Mais ce film est avant tout basé sur ces deux grands enfants (ou jeunes adolescents, c’est selon) et sur leur relation qui va évoluer au cours du temps. Tous deux sont un peu rejetés par les autres jeunes du quartier et ils ont appris à se défendre à leur façon. C’est surtout Arbor, le petit teigneux, qui prend la défense de Swifty, à l’allure un peu plus pataude. On sent très vite que le premier mène plus la danse et pousse le second à le suivre dans les combines qu’il essaie de mettre en place pour gagner de l’argent (et aussi faire vivre sa famille). C’est finalement autour de la ferraille qu’ils vont trouver une occasion de se faire des sous. Les voici donc partis sur une charrette tractée par un cheval à la recherche (plus ou moins licite) de tout matériau qui peut être revendu au ferrailleur local.

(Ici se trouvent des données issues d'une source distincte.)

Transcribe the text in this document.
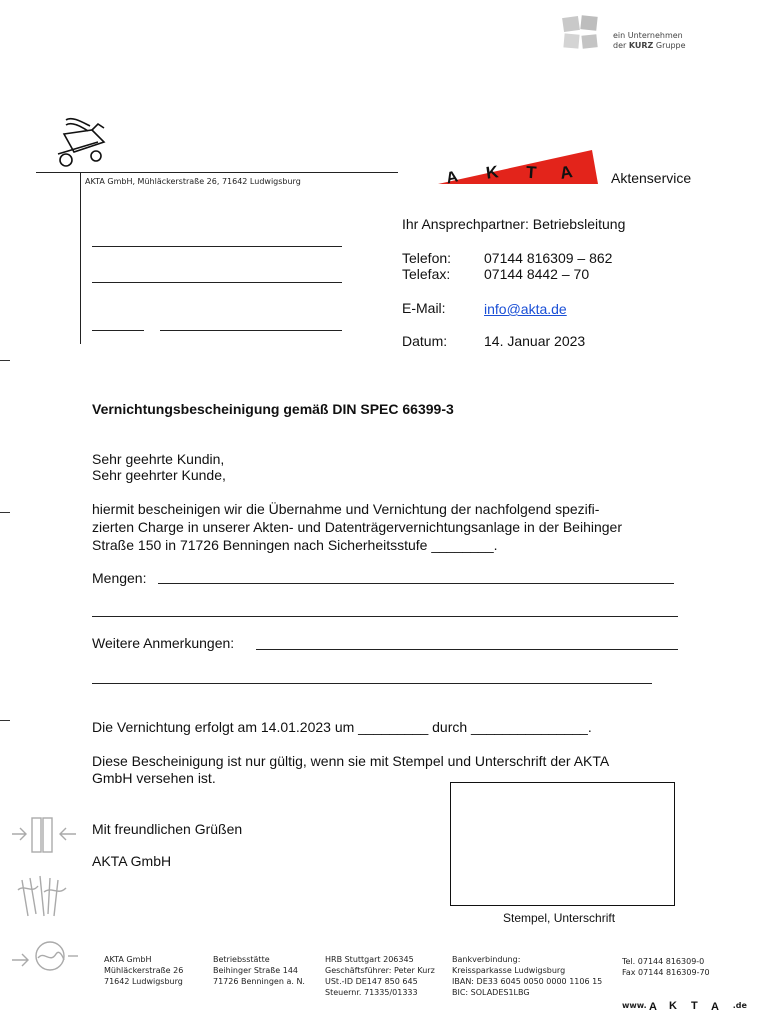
ein Unternehmen
der KURZ Gruppe
A K T A	Aktenservice
AKTA GmbH, Mühläckerstraße 26, 71642 Ludwigsburg
Ihr Ansprechpartner: Betriebsleitung
Telefon: 07144 816309 – 862
Telefax: 07144 8442 – 70
E-Mail:	info@akta.de
Datum:	14. Januar 2023
Vernichtungsbescheinigung gemäß DIN SPEC 66399-3
Sehr geehrte Kundin,
Sehr geehrter Kunde,
hiermit bescheinigen wir die Übernahme und Vernichtung der nachfolgend spezifi-
zierten Charge in unserer Akten- und Datenträgervernichtungsanlage in der Beihinger
Straße 150 in 71726 Benningen nach Sicherheitsstufe ________.
Mengen:
Weitere Anmerkungen:
Die Vernichtung erfolgt am 14.01.2023 um _________ durch _______________.
Diese Bescheinigung ist nur gültig, wenn sie mit Stempel und Unterschrift der AKTA
GmbH versehen ist.
Mit freundlichen Grüßen
AKTA GmbH
Stempel, Unterschrift
AKTA GmbH
Mühläckerstraße 26
71642 Ludwigsburg
Betriebsstätte
Beihinger Straße 144
71726 Benningen a. N.
HRB Stuttgart 206345
Geschäftsführer: Peter Kurz
USt.-ID DE147 850 645
Steuernr. 71335/01333
Bankverbindung:
Kreissparkasse Ludwigsburg
IBAN: DE33 6045 0050 0000 1106 15
BIC: SOLADES1LBG
Tel. 07144 816309-0
Fax 07144 816309-70
www. A K T A .de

Cela donne d’ailleurs certaines scènes absolument lunaires avec cette charrette en plein milieu des voitures… Mais la rencontre avec ce ferrailleur va aussi marquer un point de rupture entre les deux amis puisque celui-ci s’occupe aussi d’un cheval de course et Swifty va se prendre d’affection pour celui-ci et va tout faire pour en devenir le jockey lors de courses clandestines (autre séquence mémorable). A partir de là, les aspirations d’Arbor et de Swifty vont différer et ils vont avoir du mal à les réconcilier. Cette évolution pose aussi la problématique du passage à l’âge adulte puisque ces deux jeunes évoluent dans un monde qui n’est plus le leur et dans lequel, à cet âge-là, ils n’auraient rien à faire normalement. Pourtant, malgré l’interprétation parfaite des deux jeunes (Conner Chapman, toute rage dehors, est même assez incroyable), Le géant égoïste manque un peu d’une dimension supérieure qui lui ferait passer le cap du bon au grand film. Pourtant, on sent qu’il y a vraiment quelque chose chez cette réalisatrice et elle sera tout à fait en capacité de nous offrir de nouveau un film de cette qualité, voie mieux, c’est certain.